Last week, a surgery team volunteered at Rosebud Indian Health Service Hospital, a reservation that neighbors Pine Ridge to the east. This final blog entry from the surgery team is by Ellen Hanson, RN from Gundersen. Though this was Ellen’s first trip to Rosebud, she is a perennial Global Partners volunteer and a lead with the Ethiopia team.
The inaugural Global Partners surgical team had a great trip to Rosebud Indian Reservation. Dr. Jeanne Johnson was our surgeon, I assisted.(learning a lot about OR flow that I will use on our Global Partners surgical trip to Ethiopia in Feb 2016). Sara was our pre-op / recovery nurse and Lisa…. made the whole trip happen with her organization and networking skills.

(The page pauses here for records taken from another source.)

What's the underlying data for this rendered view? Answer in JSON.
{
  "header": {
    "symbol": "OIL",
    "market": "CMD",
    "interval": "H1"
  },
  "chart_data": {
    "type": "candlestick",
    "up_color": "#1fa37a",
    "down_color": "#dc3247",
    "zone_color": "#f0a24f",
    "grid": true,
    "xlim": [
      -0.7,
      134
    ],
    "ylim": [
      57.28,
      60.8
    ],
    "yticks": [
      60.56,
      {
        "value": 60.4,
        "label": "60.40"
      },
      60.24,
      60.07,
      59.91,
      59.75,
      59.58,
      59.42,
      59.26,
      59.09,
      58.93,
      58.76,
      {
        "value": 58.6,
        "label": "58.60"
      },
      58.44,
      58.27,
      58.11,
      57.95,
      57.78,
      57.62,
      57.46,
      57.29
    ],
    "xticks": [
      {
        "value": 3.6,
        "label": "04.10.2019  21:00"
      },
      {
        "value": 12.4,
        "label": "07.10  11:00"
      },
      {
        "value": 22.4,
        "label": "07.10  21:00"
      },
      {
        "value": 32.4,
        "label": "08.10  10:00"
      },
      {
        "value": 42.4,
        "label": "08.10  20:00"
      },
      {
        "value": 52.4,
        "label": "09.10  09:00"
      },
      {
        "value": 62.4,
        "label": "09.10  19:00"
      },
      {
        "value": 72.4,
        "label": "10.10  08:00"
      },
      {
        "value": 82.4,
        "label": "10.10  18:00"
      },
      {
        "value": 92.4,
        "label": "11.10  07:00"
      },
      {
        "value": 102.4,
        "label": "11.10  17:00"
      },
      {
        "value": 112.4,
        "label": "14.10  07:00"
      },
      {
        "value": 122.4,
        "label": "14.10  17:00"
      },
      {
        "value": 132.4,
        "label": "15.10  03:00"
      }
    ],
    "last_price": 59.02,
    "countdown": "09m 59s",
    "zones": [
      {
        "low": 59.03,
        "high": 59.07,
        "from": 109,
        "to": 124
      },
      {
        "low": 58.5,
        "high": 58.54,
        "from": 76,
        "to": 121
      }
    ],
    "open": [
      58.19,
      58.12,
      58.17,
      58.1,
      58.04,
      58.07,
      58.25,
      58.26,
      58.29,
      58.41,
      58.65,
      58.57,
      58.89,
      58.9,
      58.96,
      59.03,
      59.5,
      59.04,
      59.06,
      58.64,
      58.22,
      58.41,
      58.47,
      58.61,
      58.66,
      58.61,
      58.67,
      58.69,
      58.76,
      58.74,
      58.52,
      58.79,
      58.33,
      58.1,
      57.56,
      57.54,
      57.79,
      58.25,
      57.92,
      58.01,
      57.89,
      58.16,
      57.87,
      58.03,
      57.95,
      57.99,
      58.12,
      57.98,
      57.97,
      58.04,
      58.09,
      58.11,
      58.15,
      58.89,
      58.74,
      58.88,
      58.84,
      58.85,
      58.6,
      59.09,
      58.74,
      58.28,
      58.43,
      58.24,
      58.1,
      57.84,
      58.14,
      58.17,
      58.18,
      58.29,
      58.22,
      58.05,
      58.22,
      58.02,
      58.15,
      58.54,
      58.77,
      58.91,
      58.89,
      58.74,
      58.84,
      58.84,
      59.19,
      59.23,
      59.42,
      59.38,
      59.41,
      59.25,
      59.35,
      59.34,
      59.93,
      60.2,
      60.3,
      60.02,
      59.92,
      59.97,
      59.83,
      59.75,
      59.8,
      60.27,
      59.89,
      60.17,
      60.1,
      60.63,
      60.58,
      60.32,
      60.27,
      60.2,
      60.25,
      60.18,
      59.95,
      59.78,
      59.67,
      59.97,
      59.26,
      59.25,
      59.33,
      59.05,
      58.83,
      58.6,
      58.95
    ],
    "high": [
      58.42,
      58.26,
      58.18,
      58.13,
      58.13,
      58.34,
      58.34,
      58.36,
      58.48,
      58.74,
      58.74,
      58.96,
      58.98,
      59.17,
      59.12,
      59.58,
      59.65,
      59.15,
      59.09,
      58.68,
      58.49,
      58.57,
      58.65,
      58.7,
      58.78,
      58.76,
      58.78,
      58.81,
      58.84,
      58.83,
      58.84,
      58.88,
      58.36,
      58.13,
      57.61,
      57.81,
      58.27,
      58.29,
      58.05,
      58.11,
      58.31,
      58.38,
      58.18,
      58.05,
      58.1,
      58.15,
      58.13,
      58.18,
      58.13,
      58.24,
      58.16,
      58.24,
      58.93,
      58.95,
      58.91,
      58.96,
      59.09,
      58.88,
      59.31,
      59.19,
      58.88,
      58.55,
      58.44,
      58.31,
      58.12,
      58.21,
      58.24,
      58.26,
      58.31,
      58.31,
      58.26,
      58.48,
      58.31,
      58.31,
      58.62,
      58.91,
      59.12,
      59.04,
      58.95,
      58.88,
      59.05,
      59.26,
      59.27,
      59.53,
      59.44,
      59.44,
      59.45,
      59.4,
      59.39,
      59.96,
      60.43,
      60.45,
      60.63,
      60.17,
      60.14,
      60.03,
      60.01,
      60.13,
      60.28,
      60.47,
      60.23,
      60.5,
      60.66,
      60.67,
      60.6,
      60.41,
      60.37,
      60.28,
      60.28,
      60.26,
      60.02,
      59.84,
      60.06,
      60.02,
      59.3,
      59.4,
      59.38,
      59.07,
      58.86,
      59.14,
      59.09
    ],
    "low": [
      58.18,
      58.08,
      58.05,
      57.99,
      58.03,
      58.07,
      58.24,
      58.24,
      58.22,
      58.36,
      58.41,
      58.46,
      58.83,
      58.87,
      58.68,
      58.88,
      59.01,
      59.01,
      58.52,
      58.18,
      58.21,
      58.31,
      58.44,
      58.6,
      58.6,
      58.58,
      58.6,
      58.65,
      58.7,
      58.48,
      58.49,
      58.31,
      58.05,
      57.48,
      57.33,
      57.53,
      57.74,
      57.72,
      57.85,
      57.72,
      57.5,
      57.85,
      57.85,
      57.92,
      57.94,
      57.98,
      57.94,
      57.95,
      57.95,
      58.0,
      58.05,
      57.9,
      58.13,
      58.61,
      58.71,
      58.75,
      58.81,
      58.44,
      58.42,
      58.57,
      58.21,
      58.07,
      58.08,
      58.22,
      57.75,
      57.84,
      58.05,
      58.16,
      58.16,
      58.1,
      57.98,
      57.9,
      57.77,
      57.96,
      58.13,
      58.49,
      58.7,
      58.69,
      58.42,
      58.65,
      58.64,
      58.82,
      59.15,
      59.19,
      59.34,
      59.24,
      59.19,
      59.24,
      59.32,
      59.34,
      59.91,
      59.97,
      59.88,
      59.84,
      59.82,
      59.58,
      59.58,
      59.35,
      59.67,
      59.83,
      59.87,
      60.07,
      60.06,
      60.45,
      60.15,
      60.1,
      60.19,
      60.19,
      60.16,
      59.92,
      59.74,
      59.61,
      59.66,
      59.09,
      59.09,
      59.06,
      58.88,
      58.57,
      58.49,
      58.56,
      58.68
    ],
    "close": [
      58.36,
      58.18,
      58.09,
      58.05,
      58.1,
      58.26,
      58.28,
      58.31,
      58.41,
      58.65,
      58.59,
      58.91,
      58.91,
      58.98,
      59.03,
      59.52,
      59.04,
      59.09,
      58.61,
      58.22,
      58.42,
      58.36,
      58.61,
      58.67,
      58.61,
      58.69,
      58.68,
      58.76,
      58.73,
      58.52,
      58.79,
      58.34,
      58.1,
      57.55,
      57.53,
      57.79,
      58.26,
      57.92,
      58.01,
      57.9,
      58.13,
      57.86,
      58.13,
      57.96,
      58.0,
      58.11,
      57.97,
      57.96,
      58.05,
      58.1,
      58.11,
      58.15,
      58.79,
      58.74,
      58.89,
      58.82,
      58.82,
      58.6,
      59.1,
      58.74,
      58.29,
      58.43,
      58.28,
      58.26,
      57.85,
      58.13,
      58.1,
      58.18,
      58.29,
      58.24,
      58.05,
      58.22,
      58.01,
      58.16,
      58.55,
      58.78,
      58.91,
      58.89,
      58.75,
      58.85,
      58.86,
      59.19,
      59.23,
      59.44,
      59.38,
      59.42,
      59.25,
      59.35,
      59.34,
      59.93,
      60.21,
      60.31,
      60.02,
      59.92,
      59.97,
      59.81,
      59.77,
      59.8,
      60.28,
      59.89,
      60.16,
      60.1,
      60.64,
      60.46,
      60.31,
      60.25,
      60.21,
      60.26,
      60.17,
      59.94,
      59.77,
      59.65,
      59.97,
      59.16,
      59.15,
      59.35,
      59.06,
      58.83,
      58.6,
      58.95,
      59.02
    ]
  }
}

The first day we were oriented to the small hospital and introduced to the staff. The Indian Health Service surgical referral system was explained. Category 1 patients, those with life or limb threatening conditions were referred out by fixed wing or helicopter to Rapid City or Sanford (Sioux Falls)or another large facility. Those with category 2 conditions waited for referral funding… which took a long time.. or never happened.
We were able to get into the OR that first afternoon for a laparoscopic cholecystectomy and a ventral hernia repair. The hernia repair would have had to go through a lengthy referral process and waited probably months for his surgery. Meanwhile, it was hard for him to work with his hernia – he had to stop several times a day and lay down and wait for his hernia to reduce. The OR staff was amazing, rounding up equipment and supplies that hadn’t been used for at least a couple years since their permanent surgeon retired.
The cases we did this week weren’t huge, miraculous ones (well the c-section and watching a little life emerge was a miracle!!) but they made a difference in the lives of the patients. The hernias and gallbladder removals didn’t have to be referred out saving the Indian Health Service money that could be used to give orthopedic patients referrals. Orthopedic concerns waited the longest for referral funding. These patients didn’t have to try to find and pay for transportation to the referral facility which is often a challenge as many don’t have their own vehicles. The cysts and lipomas have less pain and better self image. The house cleaner with the huge knee cyst will be able to work with much less pain.
We feel this first trip was a success!! We learned to improvise with supplies and equipment. We learned about the native culture and built bridges, meeting some amazing staff that we hope to connect with again in the future.